In his first public remarks since the NCAA announced sweeping rules changes in a targeted attempt to clean up college basketball this week, Duke coach Mike Krzyzewski expressed optimism in the direction of the reform but criticized the process the NCAA used to try to implement the changes.
"They're all well-intentioned," said Kryzewski via WRAL, "but they're not coordinated. I'm being somewhat critical of the coordination and the implementation, the process of getting there and the process of making it happen."

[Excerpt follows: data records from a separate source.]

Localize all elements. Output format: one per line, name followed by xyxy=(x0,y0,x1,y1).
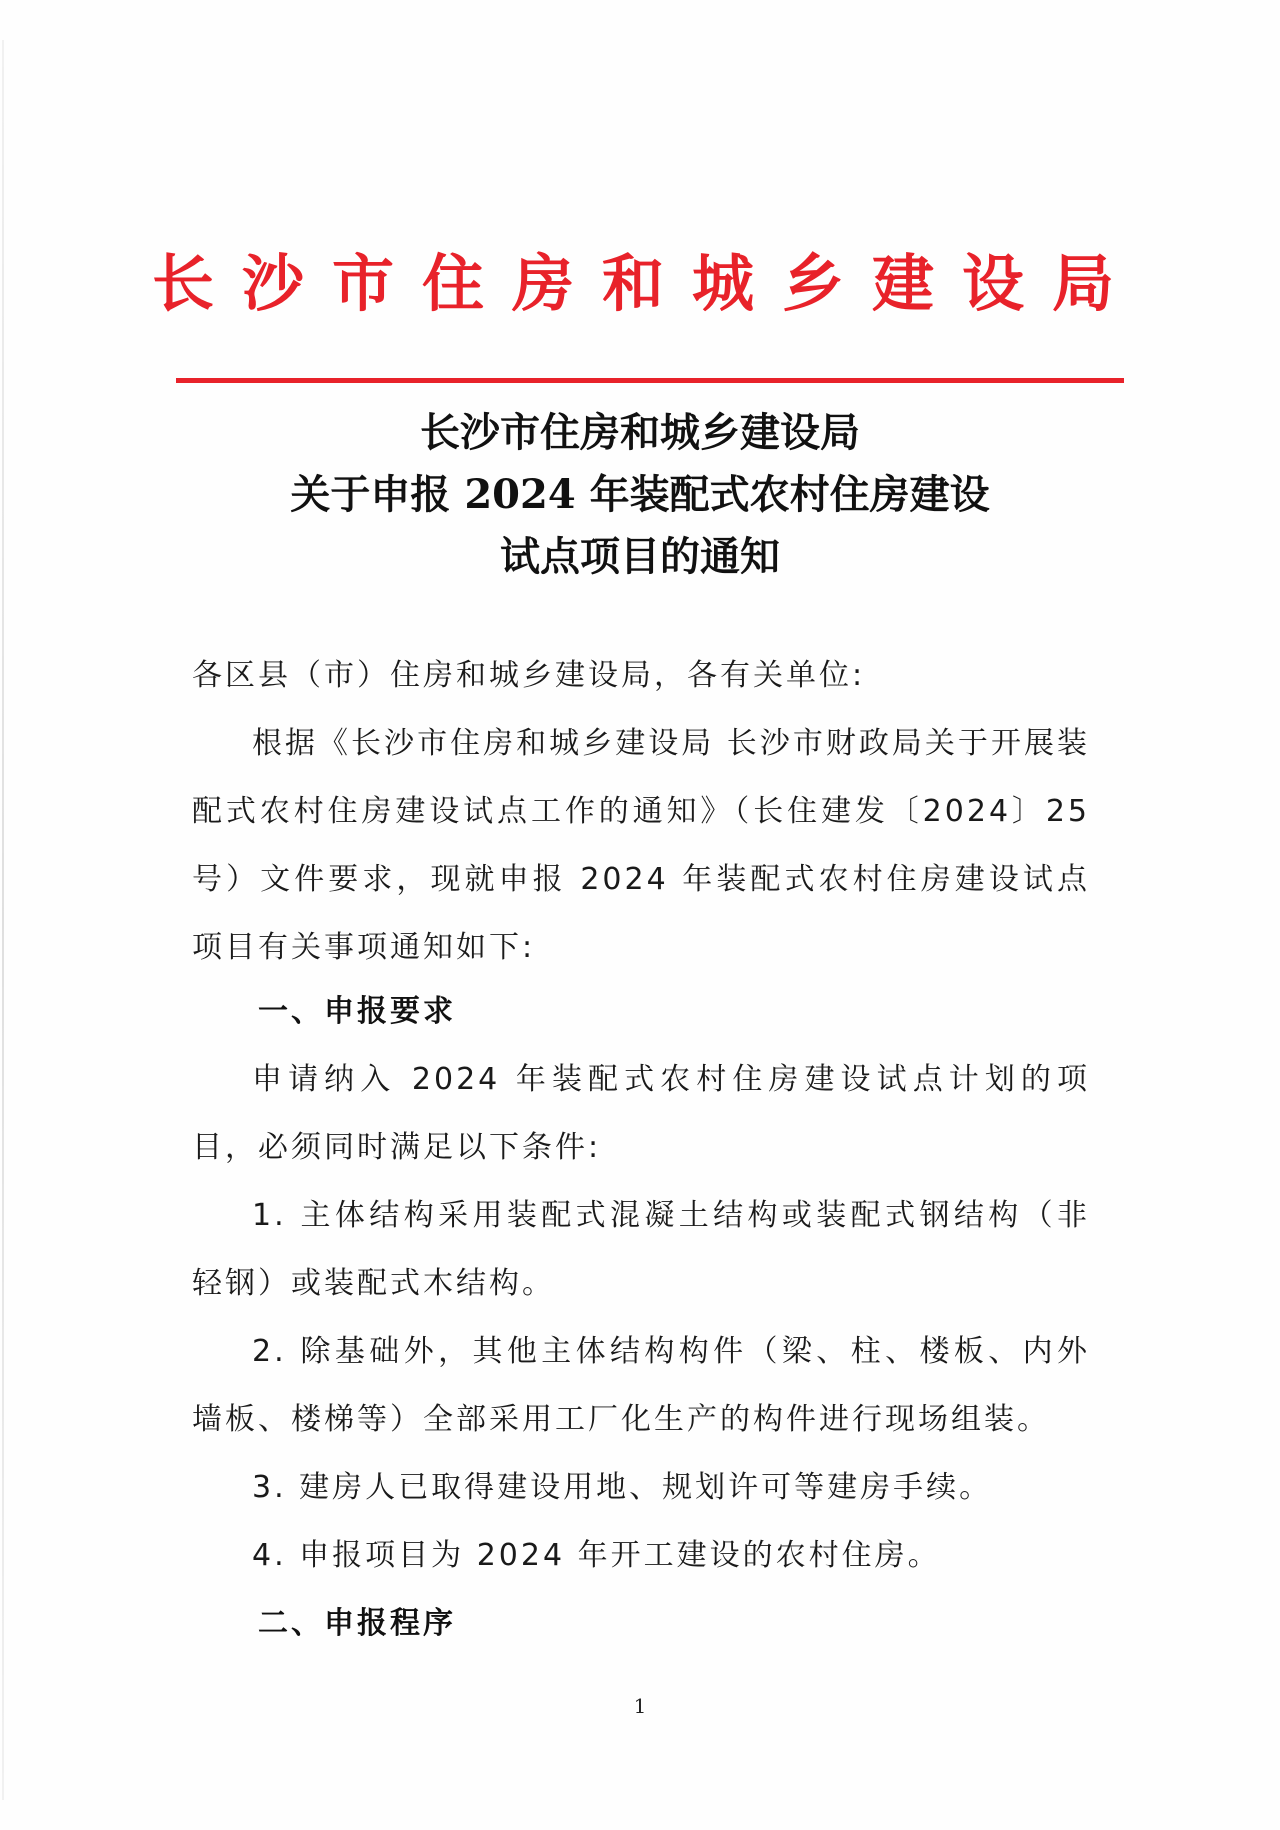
title-line-2: 关于申报 2024 年装配式农村住房建设 xyxy=(290,471,990,518)
title-line-1: 长沙市住房和城乡建设局 xyxy=(420,409,860,456)
section-heading-requirements: 一、申报要求 xyxy=(258,994,456,1029)
organization-letterhead: 长沙市住房和城乡建设局 xyxy=(151,247,1142,320)
salutation: 各区县（市）住房和城乡建设局，各有关单位: xyxy=(192,658,866,693)
section1-intro-paragraph: 申请纳入 2024 年装配式农村住房建设试点计划的项目，必须同时满足以下条件: xyxy=(192,1062,1090,1165)
title-line-3: 试点项目的通知 xyxy=(500,533,780,580)
condition-item: 3. 建房人已取得建设用地、规划许可等建房手续。 xyxy=(252,1470,993,1505)
intro-paragraph: 根据《长沙市住房和城乡建设局 长沙市财政局关于开展装配式农村住房建设试点工作的通知》（长住建发〔2024〕25 号）文件要求，现就申报 2024 年装配式农村住房建设试点项目有关事项通知如下: xyxy=(192,726,1090,965)
section-heading-procedure: 二、申报程序 xyxy=(258,1606,456,1641)
page-number: 1 xyxy=(633,1694,647,1718)
red-divider-line xyxy=(176,378,1124,383)
document-title xyxy=(0,402,1280,588)
condition-item: 4. 申报项目为 2024 年开工建设的农村住房。 xyxy=(252,1538,941,1573)
condition-item: 2. 除基础外，其他主体结构构件（梁、柱、楼板、内外墙板、楼梯等）全部采用工厂化生产的构件进行现场组装。 xyxy=(192,1334,1090,1437)
condition-item: 1. 主体结构采用装配式混凝土结构或装配式钢结构（非轻钢）或装配式木结构。 xyxy=(192,1198,1090,1301)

Krzyzewski joked about the extensive nature of the rule changes, saying he hoped he wouldn't be tested on the thick stack of papers that sat to his right at his Friday press conference. He then earnestly tried to explain how the new changes might impact his program. For Duke, he says, the impact is still yet to be determined because some rules -- such as who will identify "elite" players that are allowed to return to school if they go undrafted -- still have kinks to work out.
The example he provided was among the most poorly planned initiatives rolled out this week.

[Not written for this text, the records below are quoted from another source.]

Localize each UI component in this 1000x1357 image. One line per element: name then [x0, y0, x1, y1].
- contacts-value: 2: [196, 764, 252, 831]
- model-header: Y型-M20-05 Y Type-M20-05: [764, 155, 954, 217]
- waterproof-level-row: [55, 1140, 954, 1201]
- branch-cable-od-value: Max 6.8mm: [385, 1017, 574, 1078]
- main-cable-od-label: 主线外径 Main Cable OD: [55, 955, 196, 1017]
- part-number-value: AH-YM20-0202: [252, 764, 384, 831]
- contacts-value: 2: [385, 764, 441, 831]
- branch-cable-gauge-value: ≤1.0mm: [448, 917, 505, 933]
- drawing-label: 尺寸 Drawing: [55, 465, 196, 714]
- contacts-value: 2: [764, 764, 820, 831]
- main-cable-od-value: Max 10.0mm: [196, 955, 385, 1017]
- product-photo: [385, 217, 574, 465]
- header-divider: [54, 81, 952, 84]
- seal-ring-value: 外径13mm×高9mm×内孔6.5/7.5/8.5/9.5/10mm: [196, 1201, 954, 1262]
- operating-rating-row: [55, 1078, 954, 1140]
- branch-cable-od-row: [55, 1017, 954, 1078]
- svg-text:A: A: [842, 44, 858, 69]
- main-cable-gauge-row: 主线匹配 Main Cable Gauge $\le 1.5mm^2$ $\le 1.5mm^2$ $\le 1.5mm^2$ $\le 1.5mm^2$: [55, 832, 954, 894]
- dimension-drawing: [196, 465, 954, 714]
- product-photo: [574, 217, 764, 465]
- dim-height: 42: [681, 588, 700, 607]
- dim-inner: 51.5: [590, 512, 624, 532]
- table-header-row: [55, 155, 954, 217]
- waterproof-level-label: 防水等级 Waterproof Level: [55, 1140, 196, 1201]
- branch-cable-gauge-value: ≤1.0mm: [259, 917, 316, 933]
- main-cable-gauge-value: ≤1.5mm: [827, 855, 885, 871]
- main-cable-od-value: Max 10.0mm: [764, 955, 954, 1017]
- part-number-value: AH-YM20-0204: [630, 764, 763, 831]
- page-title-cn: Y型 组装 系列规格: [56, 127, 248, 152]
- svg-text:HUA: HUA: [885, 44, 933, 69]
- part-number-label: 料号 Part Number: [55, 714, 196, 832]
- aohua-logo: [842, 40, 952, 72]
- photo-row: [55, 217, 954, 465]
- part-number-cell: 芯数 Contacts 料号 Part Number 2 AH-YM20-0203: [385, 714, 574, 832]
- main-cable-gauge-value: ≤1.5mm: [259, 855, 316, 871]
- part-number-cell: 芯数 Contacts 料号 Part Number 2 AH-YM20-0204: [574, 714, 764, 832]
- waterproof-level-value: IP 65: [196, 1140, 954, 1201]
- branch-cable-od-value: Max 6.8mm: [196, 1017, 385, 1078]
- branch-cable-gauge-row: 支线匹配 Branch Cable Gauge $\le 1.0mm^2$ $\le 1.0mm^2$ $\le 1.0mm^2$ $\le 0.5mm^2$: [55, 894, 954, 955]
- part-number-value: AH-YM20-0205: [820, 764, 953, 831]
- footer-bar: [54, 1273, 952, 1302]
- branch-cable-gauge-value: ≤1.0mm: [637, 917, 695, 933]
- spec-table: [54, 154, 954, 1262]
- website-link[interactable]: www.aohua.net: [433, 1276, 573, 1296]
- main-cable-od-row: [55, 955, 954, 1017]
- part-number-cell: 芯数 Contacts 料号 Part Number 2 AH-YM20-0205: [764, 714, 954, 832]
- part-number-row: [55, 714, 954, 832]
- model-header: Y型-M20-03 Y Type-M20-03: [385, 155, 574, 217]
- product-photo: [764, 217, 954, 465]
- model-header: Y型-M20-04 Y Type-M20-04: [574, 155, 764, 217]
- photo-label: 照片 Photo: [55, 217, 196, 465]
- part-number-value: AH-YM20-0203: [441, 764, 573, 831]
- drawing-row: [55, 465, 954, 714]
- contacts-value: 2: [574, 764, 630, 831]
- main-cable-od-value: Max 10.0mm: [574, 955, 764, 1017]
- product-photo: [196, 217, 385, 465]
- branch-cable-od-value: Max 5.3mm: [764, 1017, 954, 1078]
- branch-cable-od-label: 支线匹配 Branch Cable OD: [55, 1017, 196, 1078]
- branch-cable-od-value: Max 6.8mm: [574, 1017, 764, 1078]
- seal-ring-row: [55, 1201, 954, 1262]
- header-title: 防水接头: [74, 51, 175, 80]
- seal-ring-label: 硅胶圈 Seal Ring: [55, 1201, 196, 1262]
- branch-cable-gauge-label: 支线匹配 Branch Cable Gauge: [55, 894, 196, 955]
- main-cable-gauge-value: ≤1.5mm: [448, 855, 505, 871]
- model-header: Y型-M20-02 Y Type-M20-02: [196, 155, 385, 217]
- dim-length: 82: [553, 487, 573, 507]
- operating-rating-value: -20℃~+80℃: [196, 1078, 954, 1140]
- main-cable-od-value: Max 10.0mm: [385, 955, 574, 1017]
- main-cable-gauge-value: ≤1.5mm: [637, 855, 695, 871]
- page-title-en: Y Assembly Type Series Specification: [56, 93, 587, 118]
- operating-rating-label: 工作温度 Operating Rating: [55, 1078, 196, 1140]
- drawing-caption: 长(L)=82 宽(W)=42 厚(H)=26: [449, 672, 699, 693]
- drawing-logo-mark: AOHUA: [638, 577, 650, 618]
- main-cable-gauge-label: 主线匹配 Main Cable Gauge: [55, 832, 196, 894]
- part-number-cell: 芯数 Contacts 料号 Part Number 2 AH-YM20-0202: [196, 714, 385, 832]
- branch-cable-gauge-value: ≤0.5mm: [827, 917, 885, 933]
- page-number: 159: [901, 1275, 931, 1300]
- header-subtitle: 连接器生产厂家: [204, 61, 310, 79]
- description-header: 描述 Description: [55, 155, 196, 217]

"No one wants to identify those elite players," said Krzyzewski of the problem with the new rule, alluding to the reported lack of communication between the NCAA and USA Basketball. "The thing about undrafted players coming back, that's OK, but we're talking maybe half a dozen. Maybe 10 at the most. And those kids wouldn't come back, probably, because if they went to the combine, they've kind of gone down that road."

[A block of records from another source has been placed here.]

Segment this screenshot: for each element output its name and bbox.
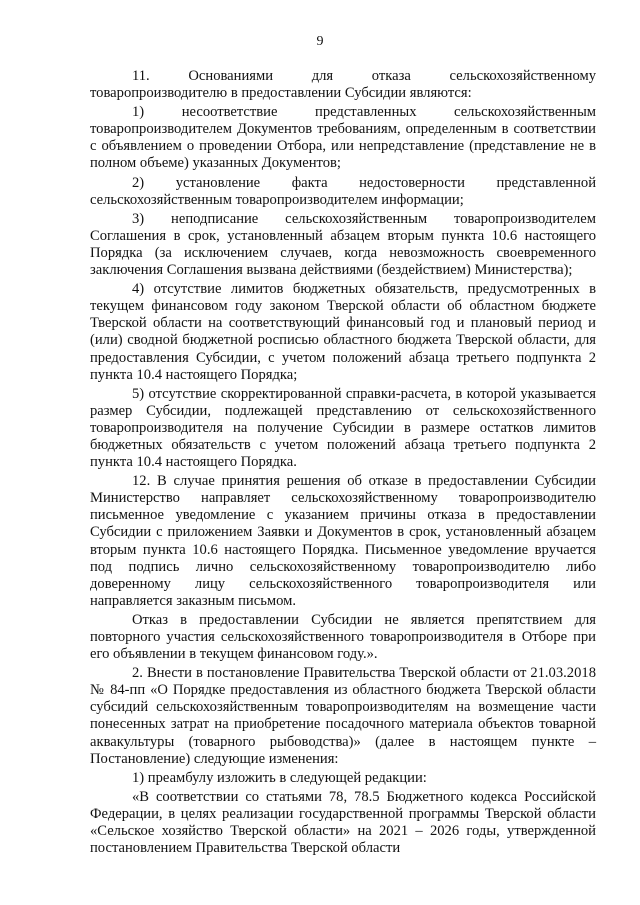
paragraph-preamble-text: «В соответствии со статьями 78, 78.5 Бюджетного кодекса Российской Федерации, в целях реализации государственной программы Тверской области «Сельское хозяйство Тверской области» на 2021 – 2026 годы, утвержденной постановлением Правительства Тверской области: [90, 788, 596, 857]
document-body: [90, 68, 596, 857]
paragraph-11-item-4: 4) отсутствие лимитов бюджетных обязательств, предусмотренных в текущем финансовом году законом Тверской области об областном бюджете Тверской области на соответствующий финансовый год и плановый период и (или) сводной бюджетной росписью областного бюджета Тверской области, для предоставления Субсидии, с учетом положений абзаца третьего подпункта 2 пункта 10.4 настоящего Порядка;: [90, 281, 596, 383]
paragraph-2-amend-resolution: 2. Внести в постановление Правительства Тверской области от 21.03.2018 № 84-пп «О Порядке предоставления из областного бюджета Тверской области субсидий сельскохозяйственным товаропроизводителям на возмещение части понесенных затрат на приобретение посадочного материала объектов товарной аквакультуры (товарного рыбоводства)» (далее в настоящем пункте – Постановление) следующие изменения:: [90, 665, 596, 767]
paragraph-11-item-5: 5) отсутствие скорректированной справки-расчета, в которой указывается размер Субсидии, подлежащей представлению от сельскохозяйственного товаропроизводителя на получение Субсидии в размере остатков лимитов бюджетных обязательств с учетом положений абзаца третьего подпункта 2 пункта 10.4 настоящего Порядка.: [90, 385, 596, 471]
paragraph-11-grounds-for-refusal: 11. Основаниями для отказа сельскохозяйственному товаропроизводителю в предоставлении Субсидии являются:: [90, 68, 596, 102]
paragraph-11-item-3: 3) неподписание сельскохозяйственным товаропроизводителем Соглашения в срок, установленный абзацем вторым пункта 10.6 настоящего Порядка (за исключением случаев, когда невозможность своевременного заключения Соглашения вызвана действиями (бездействием) Министерства);: [90, 210, 596, 279]
paragraph-refusal-not-obstacle: Отказ в предоставлении Субсидии не является препятствием для повторного участия сельскохозяйственного товаропроизводителя в Отборе при его объявлении в текущем финансовом году.».: [90, 611, 596, 663]
paragraph-preamble-item-1: 1) преамбулу изложить в следующей редакции:: [132, 769, 427, 786]
page-number: 9: [316, 34, 324, 49]
paragraph-11-item-2: 2) установление факта недостоверности представленной сельскохозяйственным товаропроизводителем информации;: [90, 174, 596, 208]
paragraph-11-item-1: 1) несоответствие представленных сельскохозяйственным товаропроизводителем Документов требованиям, определенным в соответствии с объявлением о проведении Отбора, или непредставление (представление не в полном объеме) указанных Документов;: [90, 104, 596, 172]
paragraph-12-refusal-notice: 12. В случае принятия решения об отказе в предоставлении Субсидии Министерство направляет сельскохозяйственному товаропроизводителю письменное уведомление с указанием причины отказа в предоставлении Субсидии с приложением Заявки и Документов в срок, установленный абзацем вторым пункта 10.6 настоящего Порядка. Письменное уведомление вручается под подпись лично сельскохозяйственному товаропроизводителю либо доверенному лицу сельскохозяйственного товаропроизводителя или направляется заказным письмом.: [90, 473, 596, 609]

Time will tell exactly how the new rules changes that impact the recruiting calendar, agent-athlete relationships, and the NBA Draft, will affect college basketball, but Krzyzewski feels it's the first of a multi-step process to improving the system on the whole.
"Overall, it's a step,'' Krzyzewski said. "Hopefully [there will be] a bunch of steps, and hopefully a number of them will lead to really good things."